There’s nothing like a canoe for making you think about power. And our first five minutes in one were not heroic minutes.
“Jill Malone!” Mary said. “Stop trying to steer from the front.” And then, moments later. “Jill Malone! You are not leading this dance.”
And then we ended up in a tree. But you know, we had a bunch of help, as we were rammed by four other canoes, also working through who the fuck was alpha.
Monday night we watched Gillian Welch and David Rawlings pretend to be awkward. In fact, they exude power. At one point she turned toward him and her entire body radiated. You could see her muscles flex and the music pushed between them and came at us in waves. We were overwhelmed.
I used to think I could make people more comfortable by pretending I wasn’t powerful. I led reluctantly. I took charge only when I could do so without fanfare. I’m more comfortable on the periphery. I’d swallow the correct answer to avoid seeming like a showboat. In other words, I undermined my own power to keep from hurting anyone else’s feelings.

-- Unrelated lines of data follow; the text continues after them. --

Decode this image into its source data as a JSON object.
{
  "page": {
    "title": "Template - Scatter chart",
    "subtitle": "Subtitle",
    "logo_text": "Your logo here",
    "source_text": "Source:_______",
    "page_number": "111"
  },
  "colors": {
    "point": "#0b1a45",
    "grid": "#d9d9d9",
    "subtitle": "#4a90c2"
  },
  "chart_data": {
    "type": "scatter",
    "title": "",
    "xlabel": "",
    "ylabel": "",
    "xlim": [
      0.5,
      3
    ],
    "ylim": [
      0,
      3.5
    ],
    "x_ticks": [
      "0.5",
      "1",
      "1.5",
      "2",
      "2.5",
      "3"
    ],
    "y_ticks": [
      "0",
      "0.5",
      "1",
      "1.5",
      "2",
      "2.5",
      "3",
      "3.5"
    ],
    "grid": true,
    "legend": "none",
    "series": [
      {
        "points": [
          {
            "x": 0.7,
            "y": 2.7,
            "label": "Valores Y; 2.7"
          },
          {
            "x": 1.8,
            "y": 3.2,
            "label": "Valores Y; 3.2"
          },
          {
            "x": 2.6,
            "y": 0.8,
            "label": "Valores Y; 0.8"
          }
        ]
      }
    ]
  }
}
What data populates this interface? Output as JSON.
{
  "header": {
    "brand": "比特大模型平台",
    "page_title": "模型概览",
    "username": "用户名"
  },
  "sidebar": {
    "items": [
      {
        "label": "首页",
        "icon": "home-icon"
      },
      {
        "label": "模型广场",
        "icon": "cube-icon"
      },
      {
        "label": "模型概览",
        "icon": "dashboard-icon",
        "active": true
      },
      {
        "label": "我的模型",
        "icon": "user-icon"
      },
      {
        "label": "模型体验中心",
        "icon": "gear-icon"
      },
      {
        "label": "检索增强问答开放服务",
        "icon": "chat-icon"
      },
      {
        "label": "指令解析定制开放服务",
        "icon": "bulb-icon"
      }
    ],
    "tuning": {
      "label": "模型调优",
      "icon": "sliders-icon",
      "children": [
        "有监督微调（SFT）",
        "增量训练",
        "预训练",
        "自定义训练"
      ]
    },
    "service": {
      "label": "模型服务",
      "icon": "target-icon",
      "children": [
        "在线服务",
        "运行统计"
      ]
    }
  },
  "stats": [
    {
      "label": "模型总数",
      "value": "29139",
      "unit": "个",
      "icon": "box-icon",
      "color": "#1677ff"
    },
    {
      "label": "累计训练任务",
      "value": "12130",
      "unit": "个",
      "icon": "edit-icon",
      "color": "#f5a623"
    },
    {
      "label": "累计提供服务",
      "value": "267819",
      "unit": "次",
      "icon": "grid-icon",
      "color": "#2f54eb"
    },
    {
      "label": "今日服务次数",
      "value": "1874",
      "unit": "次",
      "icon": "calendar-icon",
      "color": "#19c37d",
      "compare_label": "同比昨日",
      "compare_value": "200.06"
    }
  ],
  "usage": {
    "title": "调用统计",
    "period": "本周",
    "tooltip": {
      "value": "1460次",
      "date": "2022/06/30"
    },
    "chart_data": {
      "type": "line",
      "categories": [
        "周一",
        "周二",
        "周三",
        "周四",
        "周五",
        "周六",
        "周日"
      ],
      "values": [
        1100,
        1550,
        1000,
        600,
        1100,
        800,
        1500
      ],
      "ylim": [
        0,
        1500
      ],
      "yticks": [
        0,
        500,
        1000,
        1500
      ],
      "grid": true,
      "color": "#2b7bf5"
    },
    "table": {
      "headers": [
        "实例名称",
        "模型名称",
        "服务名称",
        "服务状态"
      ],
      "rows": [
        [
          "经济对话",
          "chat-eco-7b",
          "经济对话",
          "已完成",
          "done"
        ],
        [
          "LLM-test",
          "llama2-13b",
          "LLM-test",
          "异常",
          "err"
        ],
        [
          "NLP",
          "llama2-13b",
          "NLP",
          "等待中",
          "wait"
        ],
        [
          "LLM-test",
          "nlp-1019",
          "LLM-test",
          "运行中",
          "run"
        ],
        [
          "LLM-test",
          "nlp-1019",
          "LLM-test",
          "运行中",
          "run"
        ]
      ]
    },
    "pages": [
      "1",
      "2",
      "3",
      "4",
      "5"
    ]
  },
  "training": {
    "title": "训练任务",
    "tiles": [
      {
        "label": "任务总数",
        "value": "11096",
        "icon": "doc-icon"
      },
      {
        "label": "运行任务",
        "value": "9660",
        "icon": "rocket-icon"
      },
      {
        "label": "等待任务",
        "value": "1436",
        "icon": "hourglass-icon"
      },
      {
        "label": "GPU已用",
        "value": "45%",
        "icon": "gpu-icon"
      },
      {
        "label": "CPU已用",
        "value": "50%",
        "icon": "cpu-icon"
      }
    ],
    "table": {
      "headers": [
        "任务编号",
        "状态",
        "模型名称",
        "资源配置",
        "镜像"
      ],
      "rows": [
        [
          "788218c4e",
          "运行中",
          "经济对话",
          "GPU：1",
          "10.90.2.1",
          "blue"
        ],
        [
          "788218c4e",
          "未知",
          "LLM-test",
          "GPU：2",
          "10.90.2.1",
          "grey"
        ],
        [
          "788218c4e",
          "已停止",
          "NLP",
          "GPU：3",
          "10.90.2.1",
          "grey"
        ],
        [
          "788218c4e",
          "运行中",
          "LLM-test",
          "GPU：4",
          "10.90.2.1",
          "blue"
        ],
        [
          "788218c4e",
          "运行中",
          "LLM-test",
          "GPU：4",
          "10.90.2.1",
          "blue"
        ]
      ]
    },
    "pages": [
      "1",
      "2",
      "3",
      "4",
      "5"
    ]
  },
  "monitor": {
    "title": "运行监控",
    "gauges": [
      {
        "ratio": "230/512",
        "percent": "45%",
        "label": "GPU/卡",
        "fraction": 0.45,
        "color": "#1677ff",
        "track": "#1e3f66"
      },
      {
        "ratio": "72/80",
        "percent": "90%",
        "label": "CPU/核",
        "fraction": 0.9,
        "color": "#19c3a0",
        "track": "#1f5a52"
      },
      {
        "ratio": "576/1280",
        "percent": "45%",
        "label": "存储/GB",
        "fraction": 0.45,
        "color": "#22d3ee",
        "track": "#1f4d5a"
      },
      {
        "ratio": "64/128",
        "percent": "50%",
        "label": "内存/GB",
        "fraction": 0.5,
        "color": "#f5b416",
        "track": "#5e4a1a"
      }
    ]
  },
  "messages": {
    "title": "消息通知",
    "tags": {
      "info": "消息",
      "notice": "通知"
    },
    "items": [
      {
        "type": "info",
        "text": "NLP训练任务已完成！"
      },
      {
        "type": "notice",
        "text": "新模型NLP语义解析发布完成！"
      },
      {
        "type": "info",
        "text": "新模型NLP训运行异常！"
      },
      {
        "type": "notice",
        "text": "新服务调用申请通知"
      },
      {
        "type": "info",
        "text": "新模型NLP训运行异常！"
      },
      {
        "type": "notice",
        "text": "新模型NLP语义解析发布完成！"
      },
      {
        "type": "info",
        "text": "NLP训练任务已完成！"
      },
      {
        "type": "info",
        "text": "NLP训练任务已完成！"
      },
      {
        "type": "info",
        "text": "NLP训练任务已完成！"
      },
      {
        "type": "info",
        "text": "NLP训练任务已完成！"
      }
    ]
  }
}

Sort of like marrying a boy to make it easier to live in my family.
If you don’t practice wielding your power, you are going to fuck some shit up. You are going to come across as insincere rather than kind. You are going to hoard when you should share, or keep to the outskirts when you should be in the center. You are going to sail right into a tree. You are going to irritate your wife when it’s her turn to lead. I stopped trying to steer. I started enjoying the trip. Power is most effective when we’re honest about it. Two alphas in one boat is only problematic when they decide to struggle.